- Developers: eRoom Technology Inc, now a part of Opentext Corporation
- Stable release: 7.50
- Type: Collaborative software
- License: Proprietary
- Website: http://www.opentext.com

= ERoom =

Collaborative software product

eRoom is an on-line project collaboration, or collaborative software product from Opentext Corporation. Originally developed by eRoom Technology Inc., of Cambridge, Massachusetts, product features include e-mail management, calendaring, instant messaging, project plans, databases, and document management.

The company, first called Instinctive Technology, was founded in 1996 by a group predominantly from Lotus Development Corporation (which had been acquired by IBM Corporation in 1995), and was led by CEO Jeffrey Beir.

One of eRoom's first clients was Hewlett-Packard, which became one of the first clients to use eRoom's hosted service, in which the eRoom software was run on its own servers rather than the customers' servers, for a monthly fee.
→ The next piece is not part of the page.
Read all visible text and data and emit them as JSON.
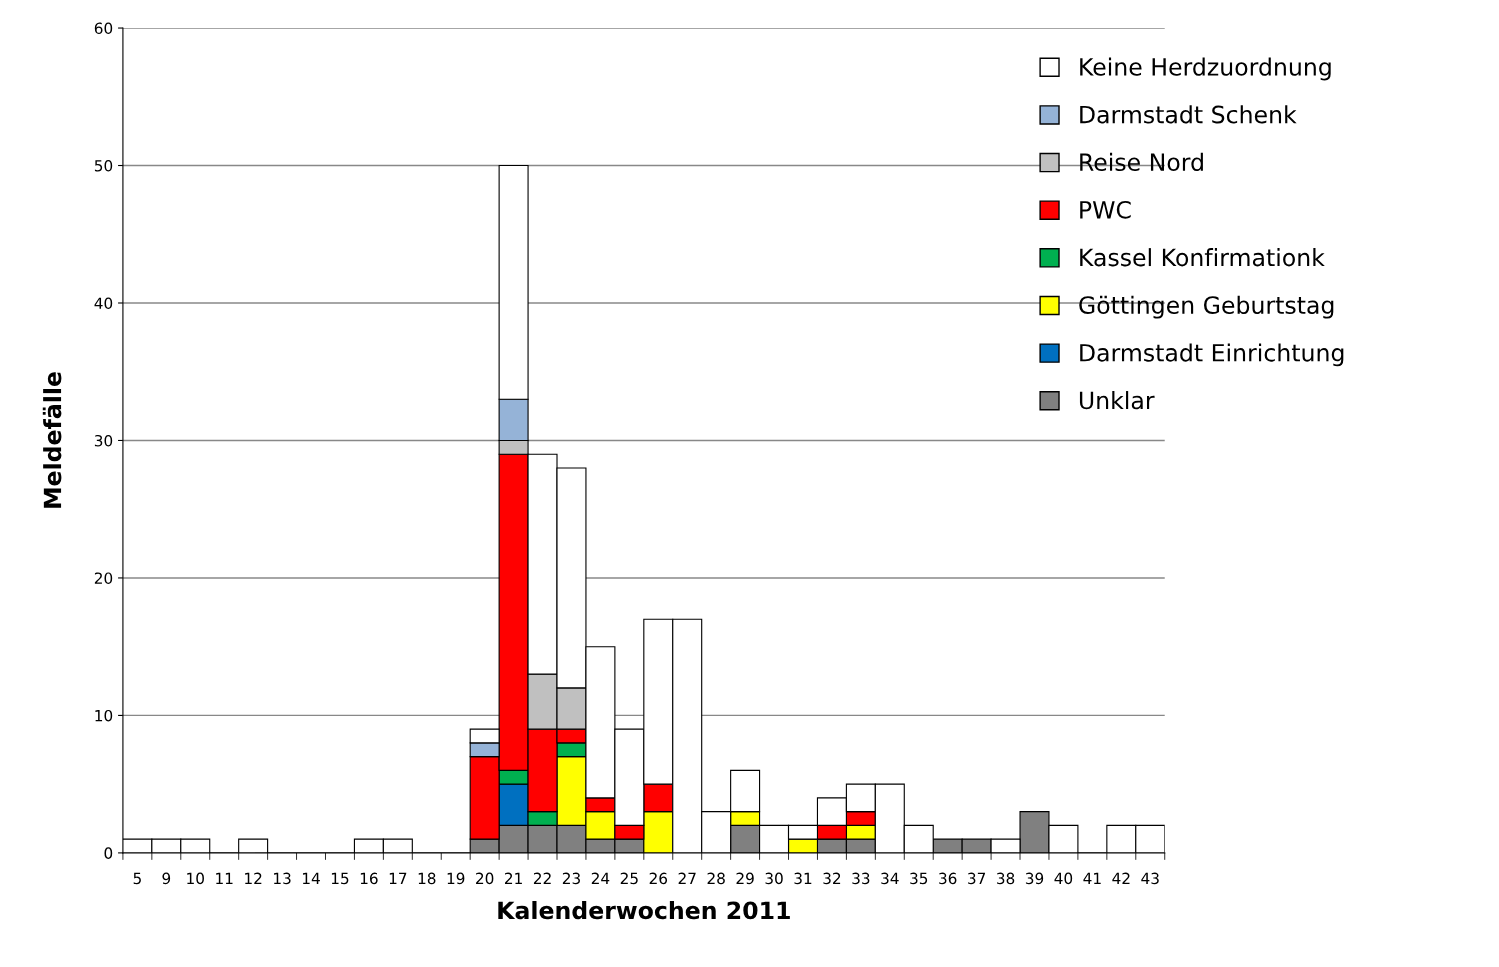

In December 2002, (announced in October) Documentum acquired eRoom Technology in a cash-and-stock transaction valued at more than $100 million. After Documentum bought eRoom Technology, Inc., they began integrating the eRoom product with their Content management platform, Documentum 5. The first integrated release, eRoom Enterprise, was released in February 2003. Version 7 of eRoom, which was released later that year, added a library of horizontal applications for audit management, deal management, customer management and project management.

In October 2003, almost a year after the eRoom acquisition, Documentum, Inc, was purchased by EMC^{2}.

On October 12, 2015, Dell Inc. announced that it would acquire EMC in a cash-and-stock deal valued at $67 billion—the largest-ever acquisition in the technology industry. The merger closed on September 7, 2016. EMC has been renamed to Dell EMC as a result of the merger.

On September 12, 2016, OpenText, acquired Dell EMC's ECD division—which included Documentum, and eRoom—for 1.6B USD.